His remarks marked the first confirmation of North Korea's involvement in the affair using distributed denial-of-service attacks in causing outages to major Web sites in the United States and South Korea.
"After tracking down the routes of the DDoS attacks, we found a line coming from China," Won said.
He refused to elaborate, saying any revelation of details could "expose national strategies."
Suspicions that North Korea or a group loyal to it was behind the cyberattacks have been raised before.
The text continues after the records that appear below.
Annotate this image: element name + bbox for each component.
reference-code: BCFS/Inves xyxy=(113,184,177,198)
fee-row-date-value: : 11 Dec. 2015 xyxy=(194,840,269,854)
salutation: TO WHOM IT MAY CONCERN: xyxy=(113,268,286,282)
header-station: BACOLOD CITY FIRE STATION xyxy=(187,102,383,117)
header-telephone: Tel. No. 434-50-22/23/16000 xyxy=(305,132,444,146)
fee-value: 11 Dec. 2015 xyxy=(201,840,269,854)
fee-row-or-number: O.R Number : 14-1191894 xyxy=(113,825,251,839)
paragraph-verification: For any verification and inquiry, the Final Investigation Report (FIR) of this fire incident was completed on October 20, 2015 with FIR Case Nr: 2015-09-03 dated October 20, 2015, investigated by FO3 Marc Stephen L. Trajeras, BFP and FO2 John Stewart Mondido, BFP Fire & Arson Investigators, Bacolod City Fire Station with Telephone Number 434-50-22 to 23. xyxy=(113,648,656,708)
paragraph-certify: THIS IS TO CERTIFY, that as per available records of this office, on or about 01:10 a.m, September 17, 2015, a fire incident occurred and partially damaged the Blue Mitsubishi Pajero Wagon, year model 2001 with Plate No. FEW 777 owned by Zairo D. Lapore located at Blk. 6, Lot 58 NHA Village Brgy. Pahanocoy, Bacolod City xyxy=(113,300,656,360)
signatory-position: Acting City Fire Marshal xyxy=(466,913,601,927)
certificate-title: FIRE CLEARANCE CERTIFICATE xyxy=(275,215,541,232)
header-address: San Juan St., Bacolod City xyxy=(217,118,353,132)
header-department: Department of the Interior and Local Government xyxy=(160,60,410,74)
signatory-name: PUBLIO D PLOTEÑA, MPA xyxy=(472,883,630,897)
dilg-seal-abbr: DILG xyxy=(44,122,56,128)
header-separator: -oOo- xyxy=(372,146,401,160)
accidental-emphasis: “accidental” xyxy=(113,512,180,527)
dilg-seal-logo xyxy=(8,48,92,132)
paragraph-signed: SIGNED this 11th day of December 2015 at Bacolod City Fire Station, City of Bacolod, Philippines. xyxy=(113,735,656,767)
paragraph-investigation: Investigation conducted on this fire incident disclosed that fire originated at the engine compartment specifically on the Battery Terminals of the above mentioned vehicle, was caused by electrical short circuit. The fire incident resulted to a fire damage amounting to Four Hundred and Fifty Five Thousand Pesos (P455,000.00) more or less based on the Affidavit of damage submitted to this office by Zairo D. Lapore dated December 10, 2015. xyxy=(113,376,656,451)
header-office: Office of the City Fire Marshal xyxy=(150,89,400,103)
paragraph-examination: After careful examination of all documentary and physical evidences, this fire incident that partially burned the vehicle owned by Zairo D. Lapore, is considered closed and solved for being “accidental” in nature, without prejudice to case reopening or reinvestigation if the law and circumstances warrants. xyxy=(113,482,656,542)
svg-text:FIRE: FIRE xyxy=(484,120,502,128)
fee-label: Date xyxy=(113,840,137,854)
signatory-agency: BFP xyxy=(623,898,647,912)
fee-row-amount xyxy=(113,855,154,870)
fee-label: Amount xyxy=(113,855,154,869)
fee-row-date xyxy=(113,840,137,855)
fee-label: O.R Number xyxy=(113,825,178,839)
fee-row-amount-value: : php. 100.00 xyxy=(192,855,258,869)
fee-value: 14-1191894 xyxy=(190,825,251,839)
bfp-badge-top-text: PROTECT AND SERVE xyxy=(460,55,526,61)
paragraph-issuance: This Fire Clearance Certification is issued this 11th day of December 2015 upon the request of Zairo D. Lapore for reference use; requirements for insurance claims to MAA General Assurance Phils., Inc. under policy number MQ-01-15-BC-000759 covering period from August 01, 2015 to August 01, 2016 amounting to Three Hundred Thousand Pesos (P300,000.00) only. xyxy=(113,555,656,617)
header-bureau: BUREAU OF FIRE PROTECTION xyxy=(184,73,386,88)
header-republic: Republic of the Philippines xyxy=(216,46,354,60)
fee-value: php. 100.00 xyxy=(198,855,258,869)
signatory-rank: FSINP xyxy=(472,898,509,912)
Experts believe South Korea's tight-lipped stance was attributed to China's involvement in tracking the attack and the possibility of exposing the extent of Seoul's intelligence gathering capabilities.
Chosun Ilbo, a Korean daily, reported that hackers "stole a password from the computer of a high-ranking South Korean military officer and used it to obtain classified information from the National Institute of Environmental Research, including the names of around 700 companies or state-run entities that manufacture toxic chemicals and some 1,350 types of such chemicals."
Korea is the world's leader in Internet connectivity, but that success affords fertile ground for cyber terrorists.
"Out of 35 million Web users in South Korea, 70 percent do not know whether there are vaccine programs to prevent a DDoS or hacking attack," Chosun Ilbo reported earlier this week.
In the July incident, attackers infected tens of thousands of "zombie" computers with a virus that programmed them to send a deluge of requests for Web site access.
Seoul's cyberattack fears from its northern neighbor have precipitated the creation of a specific military command. Local media say the unit will be operation by the end of the year.
Lt. Gen. Jeffrey Remington, commander of the U.S. Air Force in South Korea, called recently on Washington and Seoul to "take aggressive steps" in safeguarding their military computer systems against increasingly sophisticated cyberattacks.
Meanwhile, a recent visit to China by Kim Yang-gon, head of North Korea's Unification Front Department and longtime architect of inter-Korean relations, fanned rumors that he had met with South Korean officials in Singapore to discuss a summit between the two Koreas.
There was no immediate comment from either side.